= The God Abandons Antony =

1911 poem by Constantine P. Cavafy

"The God Abandons Antony" (Ἀπολείπειν ὁ θεὸς Ἀντώνιον; also translated as "The God Forsakes Antony") is a poem by Constantine P. Cavafy, published in 1911.

==Story==
The God Abandons Antony refers to Plutarch's story of how Antony, besieged in Alexandria by Octavian, heard the sounds of instruments and voices of a procession making its way through the city, then passing out; the god Dionysus (Bacchus), Antony's protector, was deserting him; the poem's title itself is a verbatim quotation from Plutarch's text.

=== Excerpt ===

| Original Greek | Transliteration | English Translation |
|---|---|---|
| Ένα όνειρο, πως απατήθηκε η ακοή σου, μάταιες ελπίδες τέτοιες μην καταδεχθείς. Σαν έτοιμος από καιρό, σα θαρραλέος, σαν που ταιριάζει σε που αξιώθηκες μια τέτοια πόλι, πλησίασε σταθερά προς το παράθυρο, κι άκουσε με συγκίνησιν, αλλ´όχι με των δειλών τα παρακάλια και παράπονα, ως τελευταία απόλαυση τους ήχους, τα εξαίσια όργανα του μυστικού θιάσου, κι αποχαιρέτα την, την Αλεξάνδρεια που χάνεις. | Éna óneiro, pos apatíthike I akoí sou, mátaies eplídes tétoies min katadechtheís.
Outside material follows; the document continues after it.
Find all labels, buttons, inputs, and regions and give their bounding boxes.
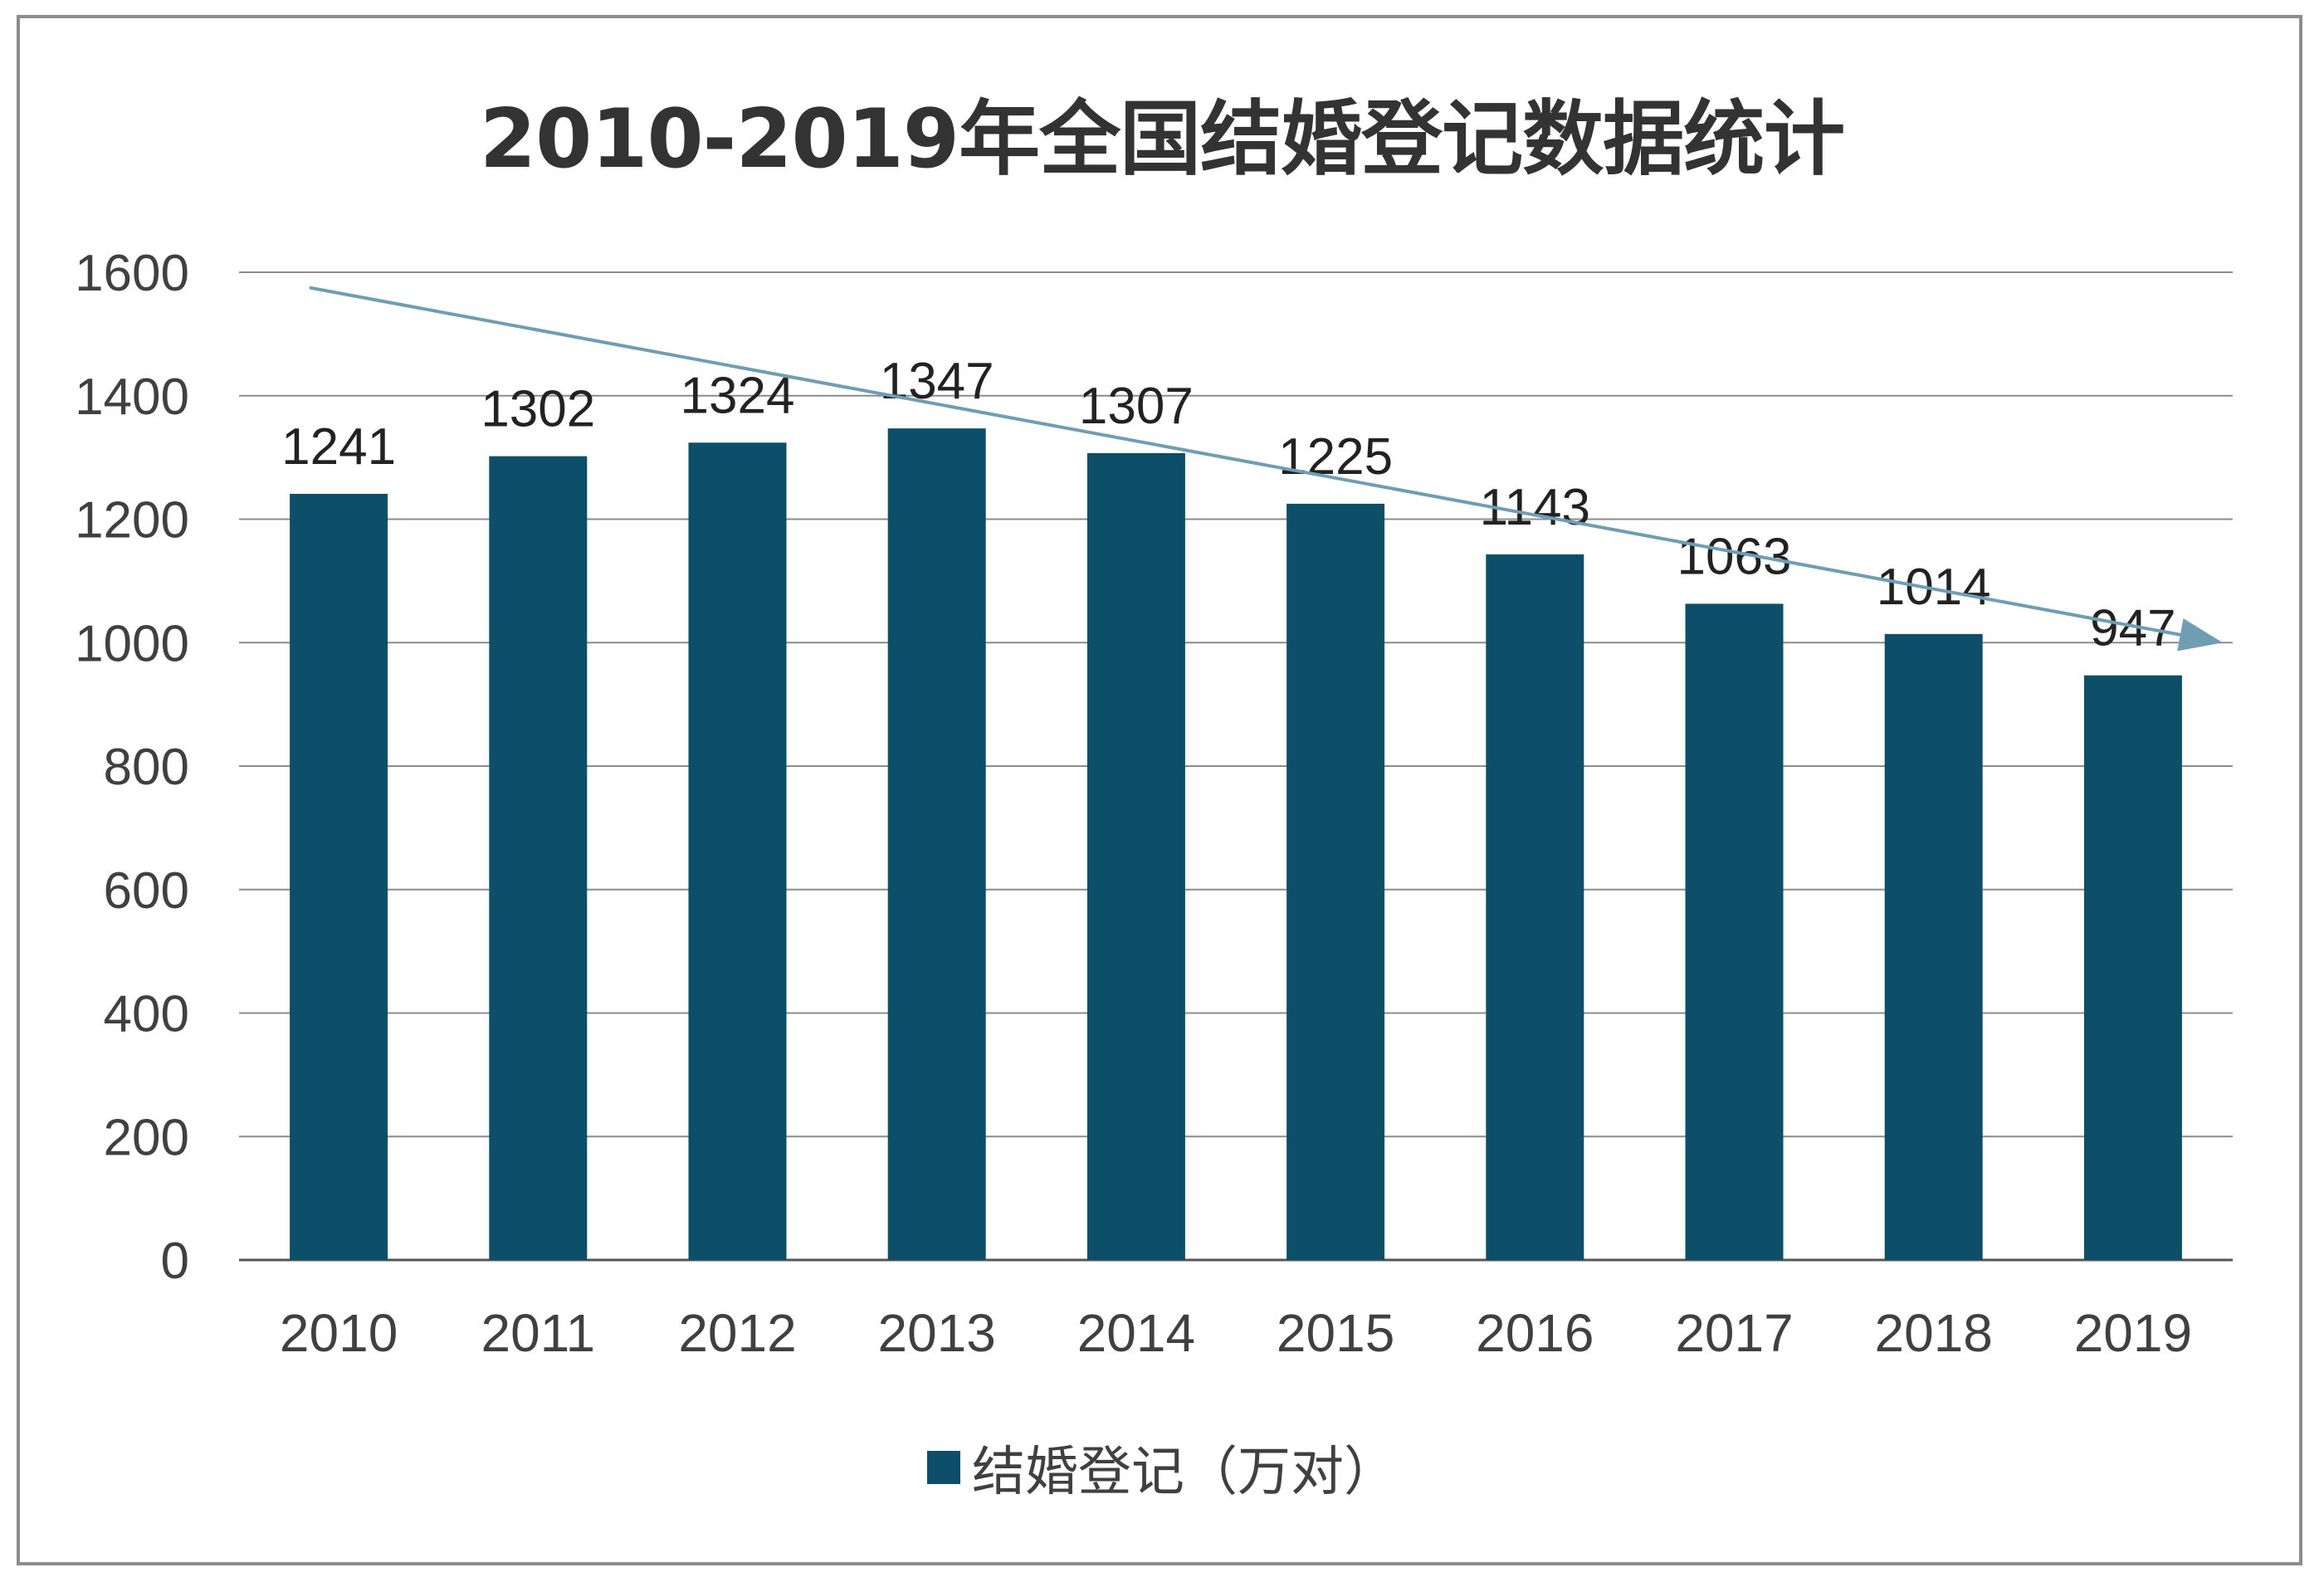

San étoimos apó kairó, sa tharraléos, san pou tairiázei se pou axióthikes pros to paráthyro, ki ákouse me synkínisin, all’óchi me ton deilón ta parakália Kai parápona, so teleftaía apólafsi tous íchous, ta exaísia órgana tou mystikoú thiásou, ki apochairéta tin, tin Alexándreia pou cháneis. | At midnight, when suddenly you hear an invisible procession going by with exquisite music, voices, don't mourn your luck that's failing now, work gone wrong, your plans all proving deceptive — don't mourn them uselessly: as one long prepared, and full of courage, say goodbye to her, to Alexandria who is leaving. Above all, don't fool yourself, don't say it was a dream, your ears deceived you: don't degrade yourself with empty hopes like these. As one long prepared, and full of courage, as is right for you who were given this kind of city, go firmly to the window and listen with deep emotion, but not with the whining, the pleas of a coward; listen — your final pleasure — to the voices, to the exquisite music of that strange procession, and say goodbye to her, to the Alexandria you are losing. |

==Adaptations==
Leonard Cohen and Sharon Robinson freely adapted this poem for their song "Alexandra Leaving" (Ten New Songs, 2001). Whereas Cavafy's theme was based around the city of Alexandria, Cohen's version builds around a woman named Alexandra.